Стук в дверь отвлекает меня от телевизора. Для гостей время уже позднее – даже слишком. Находясь в одиночестве посреди гостиной, я убавляю громкость, не зная, что делать: открыть дверь или подождать, пока настойчивый стук разбудит родителей. Вопрос разрешается, когда с лестницы доносится звук тяжелых шагов. Спустя мгновение появляется отец; его фигура – лишь силуэт на фоне темноты.
– Кого там принесло?
– Может, Макс забыл ключи? – предполагаю я.
Но стоит папе открыть дверь, как время для всех нас вмиг замирает. С печальным видом в дом заходит мужчина в синей форме. Хотя офицер и отец разговаривают так тихо, что я не могу разобрать ни единого слова, – я понимаю, что произошло нечто серьезное.
Отец бледнеет и меняется в лице.

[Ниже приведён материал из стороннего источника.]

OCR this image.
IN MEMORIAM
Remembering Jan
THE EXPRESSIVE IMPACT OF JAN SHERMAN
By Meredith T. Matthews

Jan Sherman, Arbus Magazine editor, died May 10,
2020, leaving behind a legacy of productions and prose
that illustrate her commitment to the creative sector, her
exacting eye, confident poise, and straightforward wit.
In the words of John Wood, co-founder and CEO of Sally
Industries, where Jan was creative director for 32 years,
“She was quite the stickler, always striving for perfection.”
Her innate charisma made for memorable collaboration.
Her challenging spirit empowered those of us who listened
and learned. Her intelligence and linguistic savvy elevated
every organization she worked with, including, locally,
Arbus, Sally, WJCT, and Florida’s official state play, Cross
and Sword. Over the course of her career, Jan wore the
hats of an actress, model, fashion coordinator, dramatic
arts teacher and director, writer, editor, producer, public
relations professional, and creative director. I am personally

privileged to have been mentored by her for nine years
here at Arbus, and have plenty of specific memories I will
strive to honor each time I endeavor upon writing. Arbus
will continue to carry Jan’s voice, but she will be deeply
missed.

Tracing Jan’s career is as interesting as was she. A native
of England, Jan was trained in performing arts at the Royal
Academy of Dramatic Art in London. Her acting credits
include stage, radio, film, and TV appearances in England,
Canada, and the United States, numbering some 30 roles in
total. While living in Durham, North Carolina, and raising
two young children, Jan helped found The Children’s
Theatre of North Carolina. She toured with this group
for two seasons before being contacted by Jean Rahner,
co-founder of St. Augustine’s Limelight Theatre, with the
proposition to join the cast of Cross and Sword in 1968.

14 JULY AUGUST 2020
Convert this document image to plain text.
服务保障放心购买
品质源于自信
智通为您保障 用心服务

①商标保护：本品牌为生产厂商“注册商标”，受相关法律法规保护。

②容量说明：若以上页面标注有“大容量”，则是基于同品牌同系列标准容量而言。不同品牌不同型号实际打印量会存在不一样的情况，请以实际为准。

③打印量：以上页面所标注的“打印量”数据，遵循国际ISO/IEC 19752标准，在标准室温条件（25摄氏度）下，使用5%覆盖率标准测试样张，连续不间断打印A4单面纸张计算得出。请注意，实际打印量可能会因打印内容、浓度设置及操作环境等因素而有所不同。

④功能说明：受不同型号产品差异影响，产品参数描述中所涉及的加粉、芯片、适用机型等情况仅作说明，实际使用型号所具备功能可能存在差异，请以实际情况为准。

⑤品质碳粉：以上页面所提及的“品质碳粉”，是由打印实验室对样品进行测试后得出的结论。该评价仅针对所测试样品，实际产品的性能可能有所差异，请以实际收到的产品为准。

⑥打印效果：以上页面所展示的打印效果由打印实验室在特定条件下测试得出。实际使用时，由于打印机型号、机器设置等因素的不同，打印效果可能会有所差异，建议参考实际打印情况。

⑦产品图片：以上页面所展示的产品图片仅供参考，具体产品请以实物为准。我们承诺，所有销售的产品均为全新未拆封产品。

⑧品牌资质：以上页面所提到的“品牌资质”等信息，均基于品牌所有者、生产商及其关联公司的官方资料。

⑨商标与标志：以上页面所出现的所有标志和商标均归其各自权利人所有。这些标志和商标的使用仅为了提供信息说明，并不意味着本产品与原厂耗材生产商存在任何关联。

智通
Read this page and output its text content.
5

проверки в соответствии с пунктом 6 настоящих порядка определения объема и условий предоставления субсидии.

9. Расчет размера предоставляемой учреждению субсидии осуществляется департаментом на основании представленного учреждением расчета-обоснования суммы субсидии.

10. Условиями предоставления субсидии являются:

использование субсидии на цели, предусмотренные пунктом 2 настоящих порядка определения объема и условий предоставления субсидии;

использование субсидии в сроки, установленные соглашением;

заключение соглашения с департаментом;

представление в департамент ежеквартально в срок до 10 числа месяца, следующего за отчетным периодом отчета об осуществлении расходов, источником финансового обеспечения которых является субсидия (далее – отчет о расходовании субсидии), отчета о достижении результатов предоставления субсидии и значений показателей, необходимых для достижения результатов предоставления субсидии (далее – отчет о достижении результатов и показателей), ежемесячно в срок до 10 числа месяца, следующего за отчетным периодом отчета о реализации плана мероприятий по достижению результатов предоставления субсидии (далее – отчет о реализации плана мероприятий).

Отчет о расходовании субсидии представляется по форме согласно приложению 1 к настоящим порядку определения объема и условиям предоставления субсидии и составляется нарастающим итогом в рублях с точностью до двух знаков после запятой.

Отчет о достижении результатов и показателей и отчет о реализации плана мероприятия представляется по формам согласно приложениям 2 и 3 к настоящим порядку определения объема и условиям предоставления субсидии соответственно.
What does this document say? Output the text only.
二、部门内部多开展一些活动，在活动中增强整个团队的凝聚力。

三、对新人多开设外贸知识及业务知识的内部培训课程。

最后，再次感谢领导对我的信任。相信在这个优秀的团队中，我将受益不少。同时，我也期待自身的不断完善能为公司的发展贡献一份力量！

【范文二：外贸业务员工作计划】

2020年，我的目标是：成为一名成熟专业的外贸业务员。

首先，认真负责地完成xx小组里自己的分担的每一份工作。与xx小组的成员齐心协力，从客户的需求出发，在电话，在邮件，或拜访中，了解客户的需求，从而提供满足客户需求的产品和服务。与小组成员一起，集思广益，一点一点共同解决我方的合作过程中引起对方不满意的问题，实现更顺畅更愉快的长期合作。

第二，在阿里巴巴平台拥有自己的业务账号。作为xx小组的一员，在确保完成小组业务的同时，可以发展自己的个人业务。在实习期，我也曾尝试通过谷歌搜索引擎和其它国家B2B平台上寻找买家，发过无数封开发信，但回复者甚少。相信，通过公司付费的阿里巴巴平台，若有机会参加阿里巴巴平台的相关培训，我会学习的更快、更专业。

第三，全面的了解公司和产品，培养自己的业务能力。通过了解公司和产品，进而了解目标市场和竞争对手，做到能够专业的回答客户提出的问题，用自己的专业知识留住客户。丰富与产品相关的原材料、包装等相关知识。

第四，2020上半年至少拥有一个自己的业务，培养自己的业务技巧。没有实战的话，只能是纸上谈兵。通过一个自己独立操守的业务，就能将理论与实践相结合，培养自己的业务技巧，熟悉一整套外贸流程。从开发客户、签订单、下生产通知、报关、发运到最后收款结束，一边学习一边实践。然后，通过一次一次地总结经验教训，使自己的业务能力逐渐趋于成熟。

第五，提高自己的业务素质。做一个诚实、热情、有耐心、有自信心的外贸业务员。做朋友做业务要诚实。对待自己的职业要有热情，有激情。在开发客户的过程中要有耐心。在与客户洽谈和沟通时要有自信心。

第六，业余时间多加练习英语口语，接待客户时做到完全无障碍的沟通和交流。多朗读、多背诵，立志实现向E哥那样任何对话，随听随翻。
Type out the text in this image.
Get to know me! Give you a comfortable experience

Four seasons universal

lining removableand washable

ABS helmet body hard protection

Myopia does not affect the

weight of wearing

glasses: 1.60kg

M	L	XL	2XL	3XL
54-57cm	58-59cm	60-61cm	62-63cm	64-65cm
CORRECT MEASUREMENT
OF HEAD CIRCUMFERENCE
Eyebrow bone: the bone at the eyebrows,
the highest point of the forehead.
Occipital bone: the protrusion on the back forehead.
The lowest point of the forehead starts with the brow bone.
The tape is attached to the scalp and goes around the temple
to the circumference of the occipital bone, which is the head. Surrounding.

Одного только взгляда на него хватает, чтобы по телу поползли мурашки. Напряженным тоном отец зовет маму, отчего мои руки невольно начинают дрожать.
В голову закрадываются мысли: «Почему Макса нет дома? Почему полицейский снял фуражку и почтительно держит ее в руках? Почему папа выглядит так, будто сейчас заплачет?»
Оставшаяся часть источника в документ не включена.